You know what else is enormously unpopular with the general public, Stu Whiney and his constant stream of negative piss he calls sports journalism.   When has the general public weighed in on the issue of Event Center location?   The size a paid consultant is recommending would easily fit at that Cherapa site and there’s more access points in and out than there would be at the Arena site.   Parking?  Again, we’ve paid people to look at this and they have said there is plenty of existing parking within reasonable walking distance, and that wouldn’t include any more added by replacing the River ramp or what comes in next to the facility itself.   

 

Another enormously unpopular idea is moving Howard Wood field and adding an additional $10 million or so to rebuild it out on basically useless ground tucked in between the Airport and the Benson Road exit.   The School Board wants to spend $5 million to renovate it, so that option was obviously not their first choice.   

 

We could build the 12K seat Events Center downtown for $100 million, match the School Board’s $5 million and upgrade Howard Wood.  Put $15 million apiece into additional parking at or around the downtown site, and into renovating the Convention Center to incorporate the Arena and add sellable floor space.   Total price tag = $135 million which is $15 mil less than the new budget number.    You’d end up with 3 first class facilities, with two sets of naming rights to sell, that would suit the City’s needs for the next 50 years. The projects could be staggered in a way that you are using one while you are constructing the others so you would minimize lost Event revenue.   Plus, this is the only plan that would draw in another 400 or so new hotel rooms which will help solve that problem at the same time. 

 

Again, the best plan is the one that will offer the best payback on the investment.   All the others floating around right now will short change us for a generation. 

 

 

 

I decided to make Sy’s comment it’s own post;

Sy says:

I attended the meeting today (WED), they are stuck on the HWF/Arena site, but aren’t sure if we should build one be all end all Events Center or maybe look at two facilities. One for games/concerts and another for conventions/tradeshows/events.

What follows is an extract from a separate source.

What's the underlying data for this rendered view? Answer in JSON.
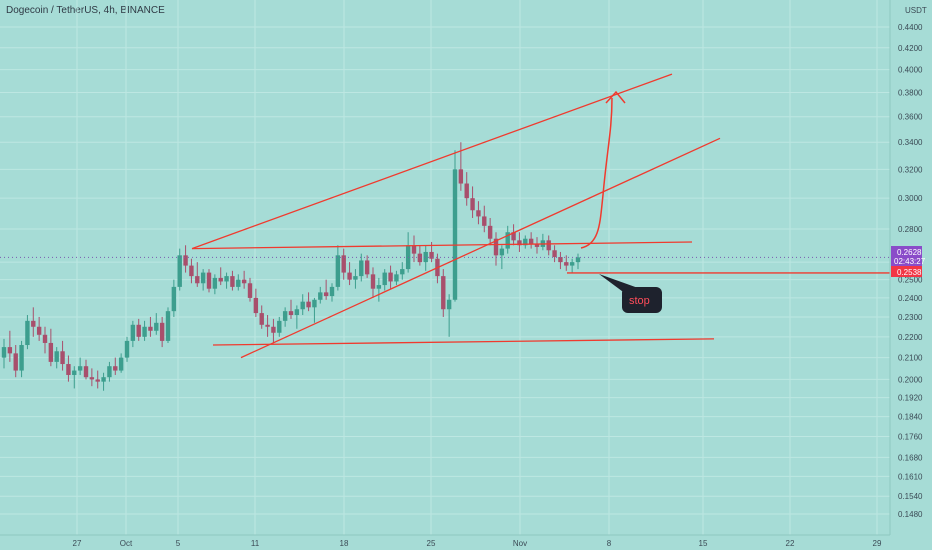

Didn’t seem to occur to them that if we are talking two facilities, we should be talking two sites. They kept referring to an Arena vs. a Coliseum.

They want to figure out that question before they ask the Consultant to put together a pro-forma on whether or not the thing will fly.

They also were at the point of eliminating the idea of an indoor football venue, but didn’t want to make that call since the one major backer of that idea (I can only assume they meant Dykehouse) wasn’t in attendance.

I’ll give them credit, they are trying. But they can’t see the forest through the trees.

Some other points;

We are seriously behind the 8 ball on all phases, whether you are talking conventions, trade shows, concerts, games, etc. It’s amazing we draw what we draw. We lose or almost lose a ton of business due to lack or airline service. The person who usually signs the contract nearly craps him/herself when he looks at direct flights into SF vs. Omaha. We also lack the type & number of hotel rooms they want, the shopping & dining amenities they want, and the overall experience most of these people are accustomed too. It’s amazing we can book shit at all.

Also, they are taking their sweet time, but you can tell the sentiment of trying to please everyone is guiding the process. Again, the point of the Task Force should be to put together the best plan, whether or not it’s the most popular or it’s on the path of least resistance. They are going to put together a plan, then ask the consultant to give them the pro-forma to make it fly politically, which seems entirely bass-ackwards to me.